I don't know if this would work, since I can't get an answer on whether or not capture groups persist, but there is a lot more to sed than just the s command. I was thinking you could use a capture group in a regex line selector, then use that for the command substitution. Something like this:

/ERRORID:\(0x[0-9a-f]*\)/  s/ERRORID:0x[0-9a-f]*/ERROR:$(grep \1 errors.txt | grep -o '^[A-Z_]*' )/

Anyway, if that doesn't work I would change gears and point out that this is really a good job for Perl. Here's how I would do it, which I think is much cleaner / easier to understand:

#!/usr/bin/perl

while(<>) {
  while( /ERRORID:(0x[0-9a-f]*)/ ) {
    $name = system("grep $1 errors.txt | grep -o '^[A-Z_]*'");
    s/ERRORID:$1/ERROR:$name/g;
  }
  print;
}

Then execute:

./thatScript.pl logfile.txt
answered on Stack Overflow Oct 5, 2011 by Chriszuma • edited Oct 5, 2011 by Chriszuma
1

With GNU awk for gensub() and the 3rg arg to match():

$ awk '
    NR==FNR {
        map[$NF] = gensub(/,[^,]+$/,"",1)
        next
    }
    match($0,/(.*ERRORID:)(0x[[:xdigit:]]+)(.*)/,a) {
        $0 = a[1] (a[2] in map ? map[a[2]] : a[2]) a[3]
    }
1' errors.txt logfile.txt
Lot's of meaningless stuff ERRORID:LONG_ERROR_DESCRIPTION and something else =>

The above will run much faster than the sed scripts in the currently accepted answer and won't fail given various possible contents of LONG_ERROR_DESCRIPTION such as % or & or \1, nor will it fail when a given ERRORID is a subset of another, e.g. if 0xdead and 0xdeadbeef are 2 separate error codes then the sed scripts can fail depending on the order they appear in errors.txt, e.g. they could convert ERRORS:0xdeadbeef to ERRORS:LONG_ERROR_DESCRIPTIONbeef. by mapping 0xdead first.

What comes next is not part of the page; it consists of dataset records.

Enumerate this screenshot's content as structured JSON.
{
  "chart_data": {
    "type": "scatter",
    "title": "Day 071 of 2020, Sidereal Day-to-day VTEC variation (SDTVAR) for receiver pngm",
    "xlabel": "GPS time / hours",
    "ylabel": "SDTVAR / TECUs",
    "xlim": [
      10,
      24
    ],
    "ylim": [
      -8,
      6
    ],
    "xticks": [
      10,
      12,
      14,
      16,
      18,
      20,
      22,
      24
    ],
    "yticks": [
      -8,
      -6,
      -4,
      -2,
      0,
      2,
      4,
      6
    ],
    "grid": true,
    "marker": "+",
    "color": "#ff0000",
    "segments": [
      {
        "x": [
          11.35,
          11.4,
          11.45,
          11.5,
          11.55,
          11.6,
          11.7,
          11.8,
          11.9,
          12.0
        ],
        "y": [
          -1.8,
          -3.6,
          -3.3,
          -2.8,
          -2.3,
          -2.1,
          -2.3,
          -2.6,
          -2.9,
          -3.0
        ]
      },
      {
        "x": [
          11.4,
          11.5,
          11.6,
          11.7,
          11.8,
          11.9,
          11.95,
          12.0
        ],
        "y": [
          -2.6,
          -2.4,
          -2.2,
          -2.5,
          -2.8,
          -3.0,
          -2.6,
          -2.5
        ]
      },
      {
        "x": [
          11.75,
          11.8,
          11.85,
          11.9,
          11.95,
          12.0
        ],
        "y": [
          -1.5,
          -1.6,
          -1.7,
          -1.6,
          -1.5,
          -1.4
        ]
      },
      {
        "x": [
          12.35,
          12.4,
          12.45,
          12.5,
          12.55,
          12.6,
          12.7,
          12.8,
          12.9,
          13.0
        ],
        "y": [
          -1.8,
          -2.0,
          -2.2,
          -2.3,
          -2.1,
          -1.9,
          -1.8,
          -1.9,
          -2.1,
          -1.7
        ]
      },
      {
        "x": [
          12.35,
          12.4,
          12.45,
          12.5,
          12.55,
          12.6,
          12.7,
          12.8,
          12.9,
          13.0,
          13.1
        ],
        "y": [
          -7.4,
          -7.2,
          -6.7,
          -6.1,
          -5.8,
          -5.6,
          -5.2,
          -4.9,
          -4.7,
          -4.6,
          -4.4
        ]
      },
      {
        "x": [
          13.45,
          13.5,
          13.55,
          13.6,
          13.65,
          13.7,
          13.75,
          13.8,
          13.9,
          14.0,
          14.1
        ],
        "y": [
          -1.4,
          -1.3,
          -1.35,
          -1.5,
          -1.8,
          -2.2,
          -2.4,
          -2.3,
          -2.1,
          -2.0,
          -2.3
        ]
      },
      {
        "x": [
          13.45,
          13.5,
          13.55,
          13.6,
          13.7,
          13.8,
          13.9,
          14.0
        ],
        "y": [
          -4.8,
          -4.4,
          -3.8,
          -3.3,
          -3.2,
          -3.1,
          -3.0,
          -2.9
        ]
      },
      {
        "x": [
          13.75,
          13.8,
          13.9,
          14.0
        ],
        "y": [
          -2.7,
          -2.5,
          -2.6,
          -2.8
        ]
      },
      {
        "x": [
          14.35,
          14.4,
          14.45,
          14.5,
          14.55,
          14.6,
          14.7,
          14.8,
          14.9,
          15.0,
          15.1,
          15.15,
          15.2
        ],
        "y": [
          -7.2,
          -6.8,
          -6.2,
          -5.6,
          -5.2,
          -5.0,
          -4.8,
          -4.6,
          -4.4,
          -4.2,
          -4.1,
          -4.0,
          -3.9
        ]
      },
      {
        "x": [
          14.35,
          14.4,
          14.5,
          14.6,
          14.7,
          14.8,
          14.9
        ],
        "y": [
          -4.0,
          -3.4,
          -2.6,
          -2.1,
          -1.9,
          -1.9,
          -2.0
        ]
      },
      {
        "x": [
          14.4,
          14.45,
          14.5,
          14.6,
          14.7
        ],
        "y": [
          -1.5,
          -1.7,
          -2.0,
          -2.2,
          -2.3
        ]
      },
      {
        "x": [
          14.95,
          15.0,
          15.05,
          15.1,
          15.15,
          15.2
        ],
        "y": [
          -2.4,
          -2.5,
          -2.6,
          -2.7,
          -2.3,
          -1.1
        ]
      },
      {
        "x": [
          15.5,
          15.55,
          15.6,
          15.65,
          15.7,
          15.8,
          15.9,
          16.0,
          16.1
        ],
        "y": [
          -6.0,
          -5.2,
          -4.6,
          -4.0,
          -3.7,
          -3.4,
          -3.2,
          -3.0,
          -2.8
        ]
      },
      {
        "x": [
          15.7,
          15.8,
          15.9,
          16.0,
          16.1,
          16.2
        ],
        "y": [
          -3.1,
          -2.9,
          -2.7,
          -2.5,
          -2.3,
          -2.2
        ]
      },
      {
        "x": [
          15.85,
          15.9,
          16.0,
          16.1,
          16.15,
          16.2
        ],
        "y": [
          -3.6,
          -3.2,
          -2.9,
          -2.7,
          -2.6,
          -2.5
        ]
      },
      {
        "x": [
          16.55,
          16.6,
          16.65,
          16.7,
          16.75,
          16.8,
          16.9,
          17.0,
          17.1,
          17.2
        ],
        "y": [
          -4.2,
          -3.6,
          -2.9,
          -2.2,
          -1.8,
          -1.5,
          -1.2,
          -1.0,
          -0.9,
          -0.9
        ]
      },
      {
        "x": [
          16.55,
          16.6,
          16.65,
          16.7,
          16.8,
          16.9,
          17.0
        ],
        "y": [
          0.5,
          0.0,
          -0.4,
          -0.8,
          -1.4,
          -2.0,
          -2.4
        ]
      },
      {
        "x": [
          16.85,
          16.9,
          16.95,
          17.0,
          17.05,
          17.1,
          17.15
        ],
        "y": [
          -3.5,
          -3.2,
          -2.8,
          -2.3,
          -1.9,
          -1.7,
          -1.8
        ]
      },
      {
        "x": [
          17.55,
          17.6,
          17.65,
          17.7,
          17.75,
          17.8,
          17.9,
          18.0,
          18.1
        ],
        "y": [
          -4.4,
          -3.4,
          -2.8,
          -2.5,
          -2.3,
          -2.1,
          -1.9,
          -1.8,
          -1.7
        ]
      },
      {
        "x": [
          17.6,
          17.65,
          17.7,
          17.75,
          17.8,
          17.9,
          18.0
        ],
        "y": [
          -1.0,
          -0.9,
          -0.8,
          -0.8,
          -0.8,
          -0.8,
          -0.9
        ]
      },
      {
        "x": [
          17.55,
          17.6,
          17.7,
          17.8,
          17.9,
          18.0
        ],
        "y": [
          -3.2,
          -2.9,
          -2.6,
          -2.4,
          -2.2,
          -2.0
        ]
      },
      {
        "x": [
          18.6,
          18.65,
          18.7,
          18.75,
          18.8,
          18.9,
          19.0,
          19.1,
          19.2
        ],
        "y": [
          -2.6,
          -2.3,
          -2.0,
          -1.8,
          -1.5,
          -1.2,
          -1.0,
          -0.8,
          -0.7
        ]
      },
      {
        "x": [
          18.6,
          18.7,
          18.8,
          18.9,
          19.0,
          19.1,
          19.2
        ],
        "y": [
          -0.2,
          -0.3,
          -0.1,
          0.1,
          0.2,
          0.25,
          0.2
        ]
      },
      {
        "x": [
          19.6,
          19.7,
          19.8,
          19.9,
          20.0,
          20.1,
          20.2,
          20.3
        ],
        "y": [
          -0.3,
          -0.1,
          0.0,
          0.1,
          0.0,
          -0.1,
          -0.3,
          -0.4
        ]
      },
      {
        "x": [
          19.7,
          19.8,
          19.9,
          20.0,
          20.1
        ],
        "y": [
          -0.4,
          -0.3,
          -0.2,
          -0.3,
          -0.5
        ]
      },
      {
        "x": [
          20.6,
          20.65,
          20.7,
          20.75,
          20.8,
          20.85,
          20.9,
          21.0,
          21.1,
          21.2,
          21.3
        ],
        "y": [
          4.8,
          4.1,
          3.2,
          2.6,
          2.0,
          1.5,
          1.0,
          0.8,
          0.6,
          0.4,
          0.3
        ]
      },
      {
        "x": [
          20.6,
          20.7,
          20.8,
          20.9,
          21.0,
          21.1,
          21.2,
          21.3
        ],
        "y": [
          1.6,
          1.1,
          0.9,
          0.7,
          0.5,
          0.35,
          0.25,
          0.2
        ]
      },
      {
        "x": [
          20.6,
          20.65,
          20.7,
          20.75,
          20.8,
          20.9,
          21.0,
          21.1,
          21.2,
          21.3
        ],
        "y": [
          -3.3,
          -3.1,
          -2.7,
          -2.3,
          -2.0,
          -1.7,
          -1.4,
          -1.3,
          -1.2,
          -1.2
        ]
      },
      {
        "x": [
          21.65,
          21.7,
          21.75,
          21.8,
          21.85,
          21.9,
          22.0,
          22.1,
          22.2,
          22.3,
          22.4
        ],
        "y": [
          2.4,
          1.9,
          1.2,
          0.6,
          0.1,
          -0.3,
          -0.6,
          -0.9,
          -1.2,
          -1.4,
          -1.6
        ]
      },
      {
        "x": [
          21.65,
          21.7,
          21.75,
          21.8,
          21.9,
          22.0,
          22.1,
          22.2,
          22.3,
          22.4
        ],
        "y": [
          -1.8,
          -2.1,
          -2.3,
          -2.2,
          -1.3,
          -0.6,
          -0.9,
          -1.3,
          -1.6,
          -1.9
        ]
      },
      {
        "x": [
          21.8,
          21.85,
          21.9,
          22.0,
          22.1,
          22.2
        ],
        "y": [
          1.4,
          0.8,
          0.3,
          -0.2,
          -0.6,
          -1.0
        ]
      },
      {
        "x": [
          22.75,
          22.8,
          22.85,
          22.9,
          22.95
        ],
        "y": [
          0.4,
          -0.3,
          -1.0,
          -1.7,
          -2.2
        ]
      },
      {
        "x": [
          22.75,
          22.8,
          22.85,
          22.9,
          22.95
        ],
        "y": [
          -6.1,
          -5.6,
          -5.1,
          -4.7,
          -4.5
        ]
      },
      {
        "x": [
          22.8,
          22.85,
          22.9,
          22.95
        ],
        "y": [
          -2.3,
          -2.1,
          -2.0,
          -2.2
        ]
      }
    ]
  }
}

answered on Stack Overflow Jul 19, 2018 by Ed Morton • edited Jul 19, 2018 by Ed Morton
0

Just to let people looking for solution with bare shell and sed. Not perfect but working:

cat logfile.txt | while read line ; do id=$(echo -E "$line" | 
    grep "ERRORID:0x[0-9a-f]*" | grep -o "0x[0-9a-f]*" ) ; 
    if [ ! -z "$id" ] ; then echo -E "$line" | sed "s/$id/$(grep $id errors.txt | 
    grep -o '^[A-Z_]*' )/g" ;else echo -E "$line" ; fi ; done

If you see some fixing options then please share.